Thank you Matt for the replies. It's very interesting. Man I wish Neil Wilson's stuff was still around, I do believe he makes similar points to what you're saying regarding trade and adjusting currency levels but it was a bit more fleshed out. Btw if anyone on MNE has a copy of his writings saved somewhere I'd appreciate if you can post a link.

Matt Franko said...

I know., Neil was an MVP......

I think the MTT brain trust ran Neil off when they all converted themselves to partisan politicians and eliminated any science in it...

Footsoldier said...

I know exactly what Neil said about this idea....


The problem with our friends in the US is that they can only think in US dollars and that tends to cloud their view about how the rest of the world works.

Switch yourself around to the point of view of a Chinese producer. Put yourself in their shoes.

Then what happens is this.

There is insufficient demand at home to keep your factory going. Just not enough orders coming in. So you either close or you entertain these orders from a foreign nation offering funny green bits of paper that are worthless to you.

So you have a word with your local PBC branch and they let you know that they'll take the funny green bits of paper and give you real money in exchange. And they can even tell you how much real money you'll get.

That reassures you and off you go producing safe in the knowledge that you'll get real money for your output which you can spend in the shops in China.

So how does the PBC do that.

Again, put yourself in the shoes of the PBC. In the hands of a bank foreign currency is a loan asset. It's collateral. What does a bank do with collateral? it discounts it for the local currency.

The transactions are DR Foreign currency assets, CR local factory owner's deposit account

Now read that again. What has happened?

The bank has gained ownership of a valuable foreign asset *and created local money against it*.

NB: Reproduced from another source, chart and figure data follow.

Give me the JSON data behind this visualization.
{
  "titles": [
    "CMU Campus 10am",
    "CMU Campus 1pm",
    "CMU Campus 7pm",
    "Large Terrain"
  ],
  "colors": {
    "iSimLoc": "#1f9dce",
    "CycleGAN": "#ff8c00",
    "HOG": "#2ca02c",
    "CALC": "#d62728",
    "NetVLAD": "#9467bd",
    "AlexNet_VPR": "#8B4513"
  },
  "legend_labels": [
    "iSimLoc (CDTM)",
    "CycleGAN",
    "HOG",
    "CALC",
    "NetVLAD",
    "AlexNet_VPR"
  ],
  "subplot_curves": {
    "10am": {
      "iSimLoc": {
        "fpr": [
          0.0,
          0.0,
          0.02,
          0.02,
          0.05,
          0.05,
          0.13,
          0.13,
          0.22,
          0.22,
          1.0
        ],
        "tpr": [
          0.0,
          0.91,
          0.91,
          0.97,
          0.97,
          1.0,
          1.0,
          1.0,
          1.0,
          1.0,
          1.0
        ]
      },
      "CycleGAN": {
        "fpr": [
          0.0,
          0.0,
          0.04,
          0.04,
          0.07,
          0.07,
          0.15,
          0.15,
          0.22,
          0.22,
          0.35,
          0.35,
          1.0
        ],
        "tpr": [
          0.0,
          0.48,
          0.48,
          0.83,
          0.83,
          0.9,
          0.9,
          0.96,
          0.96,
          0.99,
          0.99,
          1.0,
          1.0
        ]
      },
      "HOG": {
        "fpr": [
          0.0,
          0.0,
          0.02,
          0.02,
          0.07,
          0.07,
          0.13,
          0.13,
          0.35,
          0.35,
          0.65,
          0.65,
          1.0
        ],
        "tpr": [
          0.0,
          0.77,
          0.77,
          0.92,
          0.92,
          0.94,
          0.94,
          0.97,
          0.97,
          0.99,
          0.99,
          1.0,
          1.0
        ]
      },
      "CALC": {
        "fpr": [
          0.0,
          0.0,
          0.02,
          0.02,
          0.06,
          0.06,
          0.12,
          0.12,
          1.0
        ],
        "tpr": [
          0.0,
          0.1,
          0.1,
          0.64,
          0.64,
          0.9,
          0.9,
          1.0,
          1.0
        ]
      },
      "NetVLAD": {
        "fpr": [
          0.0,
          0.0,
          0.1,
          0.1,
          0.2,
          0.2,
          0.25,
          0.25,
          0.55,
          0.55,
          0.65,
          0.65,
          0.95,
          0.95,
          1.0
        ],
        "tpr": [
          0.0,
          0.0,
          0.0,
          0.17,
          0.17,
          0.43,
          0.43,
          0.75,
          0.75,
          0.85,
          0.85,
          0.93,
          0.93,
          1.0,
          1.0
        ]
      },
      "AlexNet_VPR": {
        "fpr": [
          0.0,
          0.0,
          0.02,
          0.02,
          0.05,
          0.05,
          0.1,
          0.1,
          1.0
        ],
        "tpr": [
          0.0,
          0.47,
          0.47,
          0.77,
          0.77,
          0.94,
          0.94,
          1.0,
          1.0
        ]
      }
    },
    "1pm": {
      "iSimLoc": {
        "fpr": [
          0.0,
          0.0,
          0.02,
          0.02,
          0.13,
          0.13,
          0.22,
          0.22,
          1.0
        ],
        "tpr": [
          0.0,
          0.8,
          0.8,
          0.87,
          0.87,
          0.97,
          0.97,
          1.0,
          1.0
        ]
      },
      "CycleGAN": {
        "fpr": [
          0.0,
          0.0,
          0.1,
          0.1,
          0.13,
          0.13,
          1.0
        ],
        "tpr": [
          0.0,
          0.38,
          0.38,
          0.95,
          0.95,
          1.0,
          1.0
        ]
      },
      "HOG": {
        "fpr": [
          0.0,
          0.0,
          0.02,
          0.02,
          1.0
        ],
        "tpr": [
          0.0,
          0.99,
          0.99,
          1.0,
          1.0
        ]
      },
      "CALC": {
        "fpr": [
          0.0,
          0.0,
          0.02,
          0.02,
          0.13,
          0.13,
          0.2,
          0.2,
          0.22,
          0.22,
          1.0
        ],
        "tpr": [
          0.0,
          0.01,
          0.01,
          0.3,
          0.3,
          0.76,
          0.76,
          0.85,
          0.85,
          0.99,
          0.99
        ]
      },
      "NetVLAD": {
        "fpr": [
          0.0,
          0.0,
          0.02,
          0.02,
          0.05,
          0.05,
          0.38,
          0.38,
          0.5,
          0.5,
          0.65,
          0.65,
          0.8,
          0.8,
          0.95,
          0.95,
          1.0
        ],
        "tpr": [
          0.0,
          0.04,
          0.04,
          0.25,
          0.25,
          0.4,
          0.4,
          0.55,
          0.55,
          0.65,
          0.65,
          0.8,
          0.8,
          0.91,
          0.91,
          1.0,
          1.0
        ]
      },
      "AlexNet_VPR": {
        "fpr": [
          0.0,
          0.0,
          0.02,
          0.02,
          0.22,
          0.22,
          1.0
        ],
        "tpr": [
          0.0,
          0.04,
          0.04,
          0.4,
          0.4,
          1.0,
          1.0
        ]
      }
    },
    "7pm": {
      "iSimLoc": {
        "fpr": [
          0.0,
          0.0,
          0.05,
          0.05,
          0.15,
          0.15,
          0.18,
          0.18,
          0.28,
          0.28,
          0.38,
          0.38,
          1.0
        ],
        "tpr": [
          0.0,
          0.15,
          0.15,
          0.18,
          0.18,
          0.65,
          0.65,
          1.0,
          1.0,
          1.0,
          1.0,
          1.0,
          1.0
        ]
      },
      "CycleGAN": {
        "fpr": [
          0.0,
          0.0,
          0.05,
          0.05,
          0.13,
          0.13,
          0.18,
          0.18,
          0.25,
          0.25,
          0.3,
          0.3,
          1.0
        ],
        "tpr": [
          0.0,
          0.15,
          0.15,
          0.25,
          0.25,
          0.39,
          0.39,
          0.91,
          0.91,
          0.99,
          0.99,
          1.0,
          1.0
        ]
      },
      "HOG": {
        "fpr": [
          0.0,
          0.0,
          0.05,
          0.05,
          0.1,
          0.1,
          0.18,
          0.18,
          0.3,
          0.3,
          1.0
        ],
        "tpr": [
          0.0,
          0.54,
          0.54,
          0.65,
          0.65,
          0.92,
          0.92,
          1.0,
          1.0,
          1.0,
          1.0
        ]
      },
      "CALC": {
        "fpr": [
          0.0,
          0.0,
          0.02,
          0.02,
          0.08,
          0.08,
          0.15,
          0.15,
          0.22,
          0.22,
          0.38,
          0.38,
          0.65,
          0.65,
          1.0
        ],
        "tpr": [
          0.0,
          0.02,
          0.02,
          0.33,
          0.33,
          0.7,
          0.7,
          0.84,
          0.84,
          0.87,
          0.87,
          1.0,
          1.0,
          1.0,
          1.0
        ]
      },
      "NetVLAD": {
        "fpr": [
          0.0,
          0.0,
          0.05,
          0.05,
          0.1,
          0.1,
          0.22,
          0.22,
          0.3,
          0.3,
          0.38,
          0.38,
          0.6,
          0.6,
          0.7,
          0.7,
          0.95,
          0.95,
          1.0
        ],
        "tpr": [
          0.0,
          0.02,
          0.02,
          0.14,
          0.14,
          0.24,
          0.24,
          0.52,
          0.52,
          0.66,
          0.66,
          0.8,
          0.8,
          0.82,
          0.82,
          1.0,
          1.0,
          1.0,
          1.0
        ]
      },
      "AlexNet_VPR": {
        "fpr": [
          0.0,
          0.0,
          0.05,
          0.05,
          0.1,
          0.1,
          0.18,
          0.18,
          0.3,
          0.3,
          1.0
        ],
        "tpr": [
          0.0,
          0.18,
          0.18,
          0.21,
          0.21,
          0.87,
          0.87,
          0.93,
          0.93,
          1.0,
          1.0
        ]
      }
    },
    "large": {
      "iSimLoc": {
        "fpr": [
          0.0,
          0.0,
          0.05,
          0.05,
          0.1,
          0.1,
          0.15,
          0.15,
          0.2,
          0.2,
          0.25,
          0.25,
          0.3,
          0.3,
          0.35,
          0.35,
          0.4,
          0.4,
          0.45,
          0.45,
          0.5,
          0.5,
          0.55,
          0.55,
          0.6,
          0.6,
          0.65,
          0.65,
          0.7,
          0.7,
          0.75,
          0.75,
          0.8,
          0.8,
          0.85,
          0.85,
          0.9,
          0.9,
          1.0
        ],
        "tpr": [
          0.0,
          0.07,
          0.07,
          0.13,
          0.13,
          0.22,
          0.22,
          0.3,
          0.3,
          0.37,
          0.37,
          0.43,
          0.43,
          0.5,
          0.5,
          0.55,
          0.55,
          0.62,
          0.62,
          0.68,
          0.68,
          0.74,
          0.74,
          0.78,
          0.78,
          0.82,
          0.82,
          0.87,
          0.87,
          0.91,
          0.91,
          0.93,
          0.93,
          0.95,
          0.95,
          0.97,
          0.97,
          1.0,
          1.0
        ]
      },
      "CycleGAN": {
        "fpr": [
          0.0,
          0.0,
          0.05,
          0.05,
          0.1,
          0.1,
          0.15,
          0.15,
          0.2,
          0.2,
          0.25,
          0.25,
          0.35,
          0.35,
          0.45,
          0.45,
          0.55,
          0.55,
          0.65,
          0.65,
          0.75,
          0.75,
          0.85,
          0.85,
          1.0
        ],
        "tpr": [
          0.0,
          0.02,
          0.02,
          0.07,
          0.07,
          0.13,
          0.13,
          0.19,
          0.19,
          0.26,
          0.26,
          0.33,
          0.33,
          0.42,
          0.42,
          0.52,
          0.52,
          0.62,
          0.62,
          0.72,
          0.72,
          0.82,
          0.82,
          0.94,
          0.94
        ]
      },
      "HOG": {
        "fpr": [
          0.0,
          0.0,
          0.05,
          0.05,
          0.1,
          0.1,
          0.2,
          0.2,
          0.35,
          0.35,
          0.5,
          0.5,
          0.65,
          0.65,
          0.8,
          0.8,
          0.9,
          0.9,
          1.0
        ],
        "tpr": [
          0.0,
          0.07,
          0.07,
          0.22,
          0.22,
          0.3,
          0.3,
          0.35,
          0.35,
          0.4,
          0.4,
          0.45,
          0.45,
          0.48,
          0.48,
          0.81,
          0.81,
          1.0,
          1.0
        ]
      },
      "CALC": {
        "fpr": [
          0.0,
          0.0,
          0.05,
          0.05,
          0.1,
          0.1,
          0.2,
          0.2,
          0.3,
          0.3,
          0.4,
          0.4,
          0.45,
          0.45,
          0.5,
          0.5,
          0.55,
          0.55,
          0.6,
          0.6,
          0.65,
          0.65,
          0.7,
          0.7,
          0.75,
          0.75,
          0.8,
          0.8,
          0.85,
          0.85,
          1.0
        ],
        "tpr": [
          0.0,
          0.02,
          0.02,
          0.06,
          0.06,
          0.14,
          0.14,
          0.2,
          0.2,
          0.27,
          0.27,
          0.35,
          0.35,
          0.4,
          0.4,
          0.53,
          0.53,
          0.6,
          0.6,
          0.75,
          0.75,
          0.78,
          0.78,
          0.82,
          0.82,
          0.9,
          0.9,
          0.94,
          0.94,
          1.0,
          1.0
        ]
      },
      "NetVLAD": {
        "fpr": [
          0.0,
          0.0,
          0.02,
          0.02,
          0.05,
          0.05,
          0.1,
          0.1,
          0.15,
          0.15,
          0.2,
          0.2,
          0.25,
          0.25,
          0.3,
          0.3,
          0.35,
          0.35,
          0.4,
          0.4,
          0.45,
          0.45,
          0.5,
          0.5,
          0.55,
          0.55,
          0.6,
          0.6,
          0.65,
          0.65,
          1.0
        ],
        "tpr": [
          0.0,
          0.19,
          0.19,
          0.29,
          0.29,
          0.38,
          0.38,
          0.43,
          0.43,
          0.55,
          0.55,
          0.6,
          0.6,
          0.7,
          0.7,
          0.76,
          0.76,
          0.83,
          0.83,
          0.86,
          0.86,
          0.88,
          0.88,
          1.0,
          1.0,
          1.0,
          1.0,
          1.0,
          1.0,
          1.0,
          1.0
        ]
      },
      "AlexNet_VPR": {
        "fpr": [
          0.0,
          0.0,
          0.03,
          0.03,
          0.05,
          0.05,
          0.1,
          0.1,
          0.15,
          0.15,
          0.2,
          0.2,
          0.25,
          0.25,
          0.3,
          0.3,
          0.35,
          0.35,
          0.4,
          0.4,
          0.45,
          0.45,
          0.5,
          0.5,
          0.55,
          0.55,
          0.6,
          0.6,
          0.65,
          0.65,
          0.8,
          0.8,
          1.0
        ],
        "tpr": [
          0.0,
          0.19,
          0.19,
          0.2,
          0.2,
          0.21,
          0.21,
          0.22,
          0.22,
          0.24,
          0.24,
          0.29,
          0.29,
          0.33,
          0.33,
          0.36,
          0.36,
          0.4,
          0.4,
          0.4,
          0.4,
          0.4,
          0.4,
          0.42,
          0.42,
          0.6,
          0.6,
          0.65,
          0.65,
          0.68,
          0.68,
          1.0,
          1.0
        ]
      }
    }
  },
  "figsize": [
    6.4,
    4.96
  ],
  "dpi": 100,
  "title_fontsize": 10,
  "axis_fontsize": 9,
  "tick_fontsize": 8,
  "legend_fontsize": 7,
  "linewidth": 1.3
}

This is how foreign export-led economies maintain circulation of their local money in the face of the drain to savings. They hold foreign currency assets to make the balance sheet look good. It is far, far easier politically to discount against so called 'hard currency' than it is against the apparently nebulous 'taxpayers equity' asset. Even though functionally it has precisely the same effect - injection of local money into the economy.

Let's take another example of Norway.

You're an oil producer in Norway and you earn in US dollars. But the Norwegian government taxes you heavily in Krone to avoid a 'Dutch disease' issue and to 'save' for future generations.

So what happens?

The government pays the tax amount, in Kroner, into the Government Pension Fund using the usual mark up routine. It charges the oil funds the tax amount (as corporate taxes and licence costs). To get the Kroner, the oil company swaps USD for Kroner - effectively with the Pension Fund. The Oil company now has the Kroner and can settle its tax bill.

The Pension Fund now has USD which it uses to buy equities from abroad and that approach drain more USD in income (and Euros, GBP, etc). The fund puts a huge 'hard asset' on one side of the national balance sheet which can be discounted quietly by the Norwegian central bank to maintain the circulation of Kroner in the face of the drain to savings.

You can do much the same with Denmark - except that the pension funds there are privatised.

So the bit out American friends miss is that exporters are not just making money. They are generally wanting to make the local money in export-led nations, and it is the finance system that does the saving in foreign currency bit - all the way up the pyramid to the top if necessary.